Apparently, the South Camden Theater Company in New Jersey is once again producing a short run of Go Irish: The Purgatory Diaries of Jason Miller, the existential play that I wrote with Tom Flannery; the Camden has already staged the one-man show, back in March of 2007, I believe it was.
I appreciate all of the hard work that actor Bob Hughes (a friend and high school classmate of Miller’s in Scranton, PA) has put into staging the drama anywhere he can find a venue and I have no doubt that the Camden’s reprise of Go Irish is due to the new Broadway revival of Miller’s Pulitzer Prize-winning play, That Championship Season (with a cast that includes Kiefer Sutherland and Jason Patric, Miller’s son and literary executor).
And while I remain proud that the work is slowly finding an audience, the version that Bob is running with is a version of the text that has been savagely gutted by Flannery, who I drafted to add some Scranton color to the play after I had begun working on it in 2004.
Most of the material I wrote about F. Scott Fitzgerald, for instance, has been stripped completely, which produced the effect of removing the leit-motif of the drama: Go Irish, as I penned it, is not so much a biographical of the tragic Jason Miller’s life and career but a meditation on the myth and reality of the dissipated Catholic, Irish-American writer.

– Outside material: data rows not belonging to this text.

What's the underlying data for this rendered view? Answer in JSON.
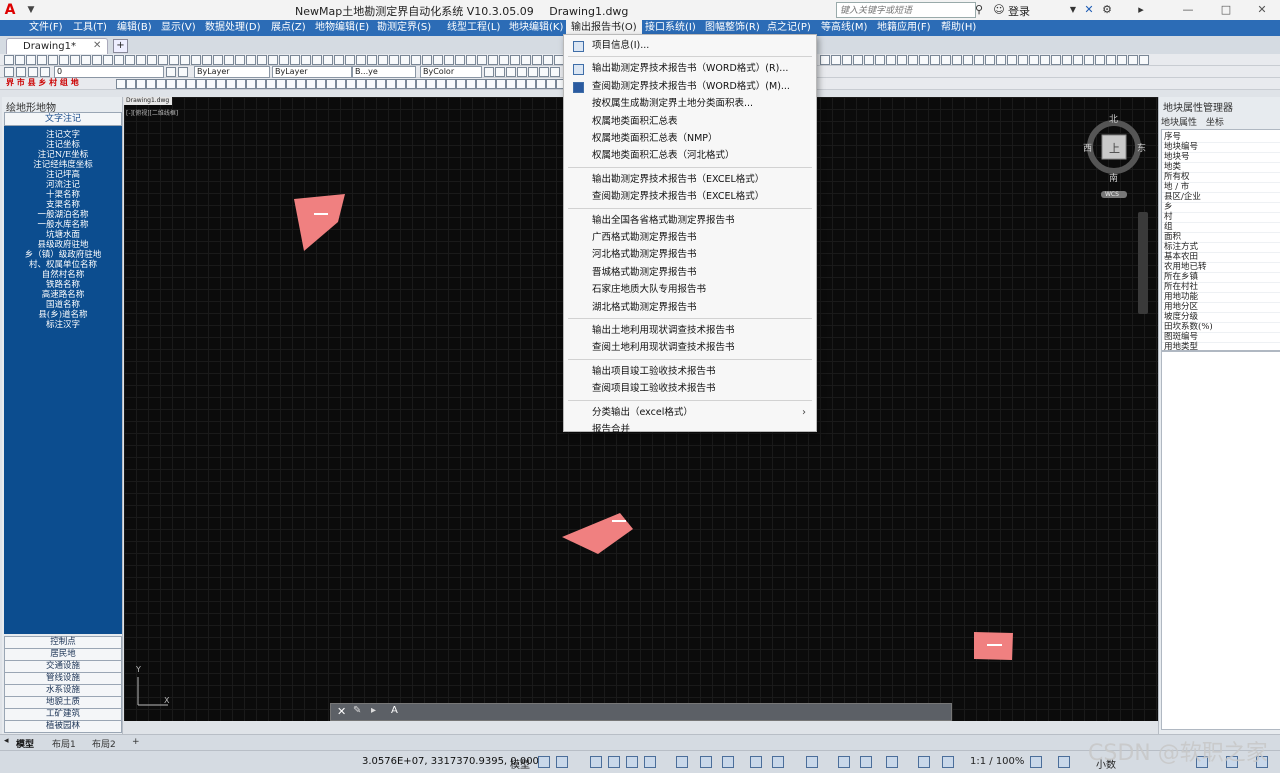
{
  "titlebar": {
    "app_title": "NewMap土地勘测定界自动化系统 V10.3.05.09",
    "document": "Drawing1.dwg",
    "search_placeholder": "键入关键字或短语",
    "login": "登录"
  },
  "menubar": [
    "文件(F)",
    "工具(T)",
    "编辑(B)",
    "显示(V)",
    "数据处理(D)",
    "展点(Z)",
    "地物编辑(E)",
    "勘测定界(S)",
    "线型工程(L)",
    "地块编辑(K)",
    "输出报告书(O)",
    "接口系统(I)",
    "图幅整饰(R)",
    "点之记(P)",
    "等高线(M)",
    "地籍应用(F)",
    "帮助(H)"
  ],
  "active_menu": "输出报告书(O)",
  "doc_tab": "Drawing1*",
  "toolbar": {
    "layer_value": "0",
    "linetype1": "ByLayer",
    "linetype2": "ByLayer",
    "lineweight": "B...ye",
    "color": "ByColor",
    "categories": "界 市 县 乡 村 组 地"
  },
  "left_panel": {
    "title": "绘地形地物",
    "tab": "文字注记",
    "items": [
      "注记文字",
      "注记坐标",
      "注记N/E坐标",
      "注记经纬度坐标",
      "注记坪高",
      "河流注记",
      "十渠名称",
      "支渠名称",
      "一般湖泊名称",
      "一般水库名称",
      "坑塘水面",
      "县级政府驻地",
      "乡（镇）级政府驻地",
      "村、权属单位名称",
      "自然村名称",
      "铁路名称",
      "高速路名称",
      "国道名称",
      "县(乡)道名称",
      "标注汉字"
    ],
    "bottom": [
      "控制点",
      "居民地",
      "交通设施",
      "管线设施",
      "水系设施",
      "地貌土质",
      "工矿建筑",
      "植被园林"
    ]
  },
  "canvas": {
    "tab": "Drawing1.dwg",
    "view_label": "[-][俯视][二维线框]",
    "compass": {
      "north": "北",
      "south": "南",
      "east": "东",
      "west": "西",
      "top": "上",
      "wcs": "WCS"
    },
    "ucs": {
      "x": "X",
      "y": "Y"
    },
    "command_prefix": "A"
  },
  "dropdown": {
    "groups": [
      [
        {
          "label": "项目信息(I)...",
          "icon": "info-icon"
        }
      ],
      [
        {
          "label": "输出勘测定界技术报告书（WORD格式）(R)...",
          "icon": "word-export-icon"
        },
        {
          "label": "查阅勘测定界技术报告书（WORD格式）(M)...",
          "icon": "word-view-icon"
        },
        {
          "label": "按权属生成勘测定界土地分类面积表..."
        },
        {
          "label": "权属地类面积汇总表"
        },
        {
          "label": "权属地类面积汇总表（NMP）"
        },
        {
          "label": "权属地类面积汇总表（河北格式）"
        }
      ],
      [
        {
          "label": "输出勘测定界技术报告书（EXCEL格式）"
        },
        {
          "label": "查阅勘测定界技术报告书（EXCEL格式）"
        }
      ],
      [
        {
          "label": "输出全国各省格式勘测定界报告书"
        },
        {
          "label": "广西格式勘测定界报告书"
        },
        {
          "label": "河北格式勘测定界报告书"
        },
        {
          "label": "晋城格式勘测定界报告书"
        },
        {
          "label": "石家庄地质大队专用报告书"
        },
        {
          "label": "湖北格式勘测定界报告书"
        }
      ],
      [
        {
          "label": "输出土地利用现状调查技术报告书"
        },
        {
          "label": "查阅土地利用现状调查技术报告书"
        }
      ],
      [
        {
          "label": "输出项目竣工验收技术报告书"
        },
        {
          "label": "查阅项目竣工验收技术报告书"
        }
      ],
      [
        {
          "label": "分类输出（excel格式）",
          "submenu": true
        },
        {
          "label": "报告合并"
        }
      ]
    ]
  },
  "right_panel": {
    "title": "地块属性管理器",
    "tabs": [
      "地块属性",
      "坐标"
    ],
    "properties": [
      "序号",
      "地块编号",
      "地块号",
      "地类",
      "所有权",
      "地 / 市",
      "县区/企业",
      "乡",
      "村",
      "组",
      "面积",
      "标注方式",
      "基本农田",
      "农用地已转",
      "所在乡镇",
      "所在村社",
      "用地功能",
      "用地分区",
      "坡度分级",
      "田坎系数(%)",
      "图斑编号",
      "用地类型"
    ]
  },
  "layout_tabs": [
    "模型",
    "布局1",
    "布局2"
  ],
  "statusbar": {
    "coords": "3.0576E+07, 3317370.9395, 0.0000",
    "model": "模型",
    "zoom": "1:1 / 100%",
    "units": "小数",
    "watermark": "CSDN @软职之家"
  },
  "colors": {
    "menubar": "#2c6cb6",
    "left_list": "#0c4d8f",
    "parcel": "#f08080",
    "canvas": "#0b0b0b"
  }
}
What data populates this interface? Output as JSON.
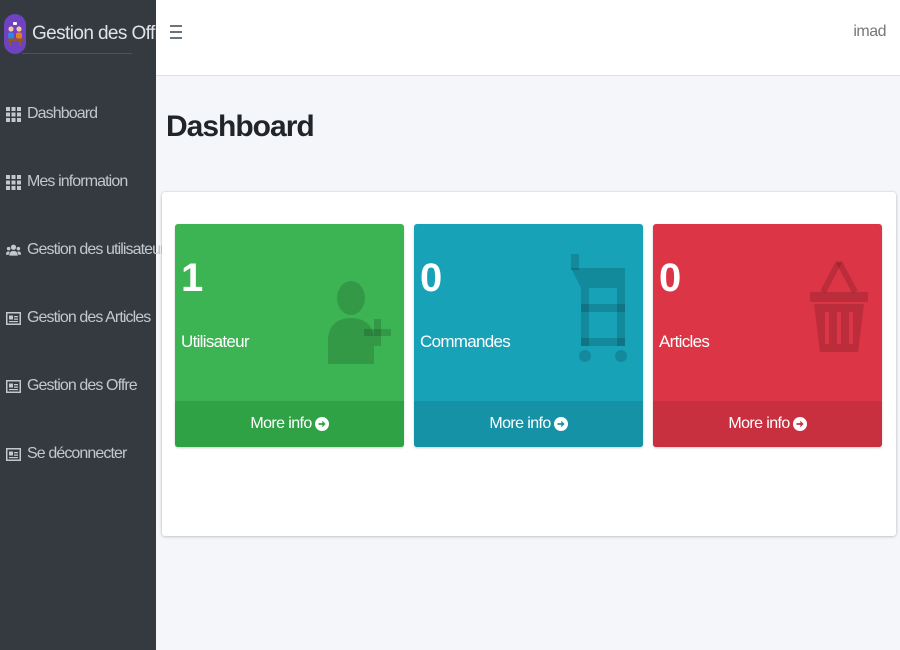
{
  "brand": {
    "title": "Gestion des Offre",
    "logo_icon": "meeting-logo-icon",
    "logo_color": "#6f42c1"
  },
  "sidebar": {
    "background": "#343a40",
    "items": [
      {
        "label": "Dashboard",
        "icon": "grid-icon"
      },
      {
        "label": "Mes information",
        "icon": "grid-icon"
      },
      {
        "label": "Gestion des utilisateurs",
        "icon": "users-icon"
      },
      {
        "label": "Gestion des Articles",
        "icon": "id-card-icon"
      },
      {
        "label": "Gestion des Offre",
        "icon": "id-card-icon"
      },
      {
        "label": "Se déconnecter",
        "icon": "id-card-icon"
      }
    ]
  },
  "topbar": {
    "menu_icon": "hamburger-icon",
    "user_name": "imad"
  },
  "main": {
    "page_title": "Dashboard",
    "boxes": [
      {
        "number": "1",
        "label": "Utilisateur",
        "footer": "More info",
        "color": "#3cb454",
        "icon": "user-plus-icon"
      },
      {
        "number": "0",
        "label": "Commandes",
        "footer": "More info",
        "color": "#17a2b8",
        "icon": "shopping-cart-icon"
      },
      {
        "number": "0",
        "label": "Articles",
        "footer": "More info",
        "color": "#dc3545",
        "icon": "shopping-basket-icon"
      }
    ]
  }
}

The following monologue — including Miller’s own words from a 1972 interview — is nowhere to be found in the current text, which is nothing short of a travesty. You would think that Hughes and Flannery would realize the contemporary relevance of the dialogue, which I will let you judge for yourself.
JASON MILLER ON SCOTT FITZGERALD: “A LOT OF WEEDS GOT IN THERE”
Fitzgerald … I played him in a movie once, you know, one of those made-for-TV deals, back in ’76 I think it was, when they were still making quality movies for the tube. Some critics said I was the best personification of Fitzgerald on screen – not too hard when my only competition to date was Richard Chamberlain in another TV flick and Gregory Peck in that God awful potboiler “Beloved Infidel”. The truth of the matter is I just hit my marks and said my lines and it didn’t hurt that I had Tuesday Weld for a co-star.
Only forty-four years old when he died of a massive heart attack, Fitzgerald was desperately trying to make it as a screenwriter in Hollywood, laboring under the mistaken impression that he was a forgotten has-been.
Fitzgerald — When he tried to get into films, he never felt he belonged. He never fucking belonged in Hollywood. He began to feel the fire was starting to go. He had monetary problems, a smashed marriage, a sick wife. All this, plus as ebbing talent. And the guilt. Didn’t tend to his own garden. A lot of weeds got in there.
Curiously enough, as much as he wrote about the rich, I really believe he hated them. I believe he despised them in some other level of his being. His decline really started with the Wall Street Crash in 1929. You can time it. The world was no longer interested in the rich as escapists. The rich put this country goddamn near the brink of destruction. The rich were jumping out of windows. They no longer were the myths that fascinated people. We were beginning to question these people, and we weren’t liking what we found. But this was his milieu. And when that world collapsed, his talent collapsed. He couldn’t find other fertile ground to lay his seed in. He was trapped within his fatal attraction to the rich, not only in their life-style, but in their literary value to him. He mined that vein, and when that vein went, he went.
The beautiful thing about it was that he made a desperate lunge in Hollywood, a tragically sad attempt to change his life. He endured incredible humiliations to try to get back on top. The man who had been the center of the fucking world was slipping into anonymity and obscurity.
He had that kind of romantic fatalism where women became myths and goddesses to him, and then they became all too human. There was no balance. Fitzgerald was a total extremist. He was one of the last of the true romantics. His skull should have cracked open on a pyre in Malibu. He and Zelda flew too near the sun, the both of them. They flew too fucking near the sun, and whoosh! (Beat) You know, I never used to cuss like this until I went to Hollywood. It’s true. I hate Hollywood, the whole damn slippery, cash-lubricated machine. You get there by standing out….and once you make it you spend all your time trying to fit in. That should explain the extensive mental illness found there.